FOR Ronald Mthambi, a resident of Giyani in Limpopo, freedom has brought new opportunities and a better life compared to the dark days of apartheid.
He now has a good job as well as access to basic services such as electricity; tarred roads; sanitation and healthcare facilities.
While water pipes have been connected in the area, the precious liquid has been in short supply since 2010.
Mthambi was among thousands of ANC supporters who packed the Giyani Stadium to listen to President Jacob Zuma deliver his Freedom Day celebration speech alongside dozens of cabinet ministers and other senior party officials.
He said while the lives of the middle class people like him had changed for the better, the ruling party still had a long way to go in improving the lives of the poor and unemployed.
“The majority of our people depend so much on social grants and we need to change that. We need to give them skills and job opportunities so they could sustain themselves,” said Mthambi.
However, not everyone is happy with the ruling party’s service delivery record.
Joyce Tiyani Mavasa, of Ribugwani village near Makhando, said while the government had improved her life, it had failed to provide jobs and reliable water.
Basani Maluleke, from Malamulele, complained about lack of basic services like roads in the rural areas.
She said the government had neglected her and other residents who live in the villages in favour of those in the towns and the townships.
“Most of the roads in our area are still gravel 22 years into democracy. My living conditions have hardly changed, “Maluleke said.

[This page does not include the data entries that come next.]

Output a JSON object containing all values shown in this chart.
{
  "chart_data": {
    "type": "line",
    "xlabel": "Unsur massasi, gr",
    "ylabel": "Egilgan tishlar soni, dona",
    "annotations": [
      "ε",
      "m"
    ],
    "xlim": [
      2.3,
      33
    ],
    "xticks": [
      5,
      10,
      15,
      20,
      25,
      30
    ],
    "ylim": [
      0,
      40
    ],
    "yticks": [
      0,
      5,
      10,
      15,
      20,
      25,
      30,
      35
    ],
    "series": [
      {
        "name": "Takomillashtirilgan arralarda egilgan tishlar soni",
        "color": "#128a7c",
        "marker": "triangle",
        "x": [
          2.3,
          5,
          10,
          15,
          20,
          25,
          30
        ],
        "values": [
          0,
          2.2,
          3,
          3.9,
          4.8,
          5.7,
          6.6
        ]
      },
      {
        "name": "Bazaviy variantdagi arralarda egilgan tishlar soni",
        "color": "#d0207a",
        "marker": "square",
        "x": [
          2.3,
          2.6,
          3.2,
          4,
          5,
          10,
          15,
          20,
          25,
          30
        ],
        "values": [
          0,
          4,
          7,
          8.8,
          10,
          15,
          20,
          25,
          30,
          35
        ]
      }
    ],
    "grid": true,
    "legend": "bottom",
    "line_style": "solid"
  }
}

Her neighbour Robert Chabalala (40), an ardent ANC member from Thomo village, said he had lost hope of ever finding a job.
He said: “Many people my age are unlikely to get a job despite the freedom we are celebrating. We are facing a bleak future.”
Tinyiko Baloyi (45), a teacher at the local Mavalani Primary School, said she was pleased that Zuma received a warm welcome in Giyani despite calls by opposition parties and some civil society organisations for him to step down for having violated the constitution.
She said the president’s detractors must allow him space to finish his term of office because people love him.
Addressing the gathering, Zuma promised to improve the lives of the people and improve the provision of
basic services especially water.
“To redress the critical shortage of water, government, through the Department of Water and Sanitation issued an emergency directive in August 2014 to Lepelle Northern Water to regularise water and sanitation in the Mopani district,” Zuma said.
He added that 154 boreholes had been repaired as part of the intervention.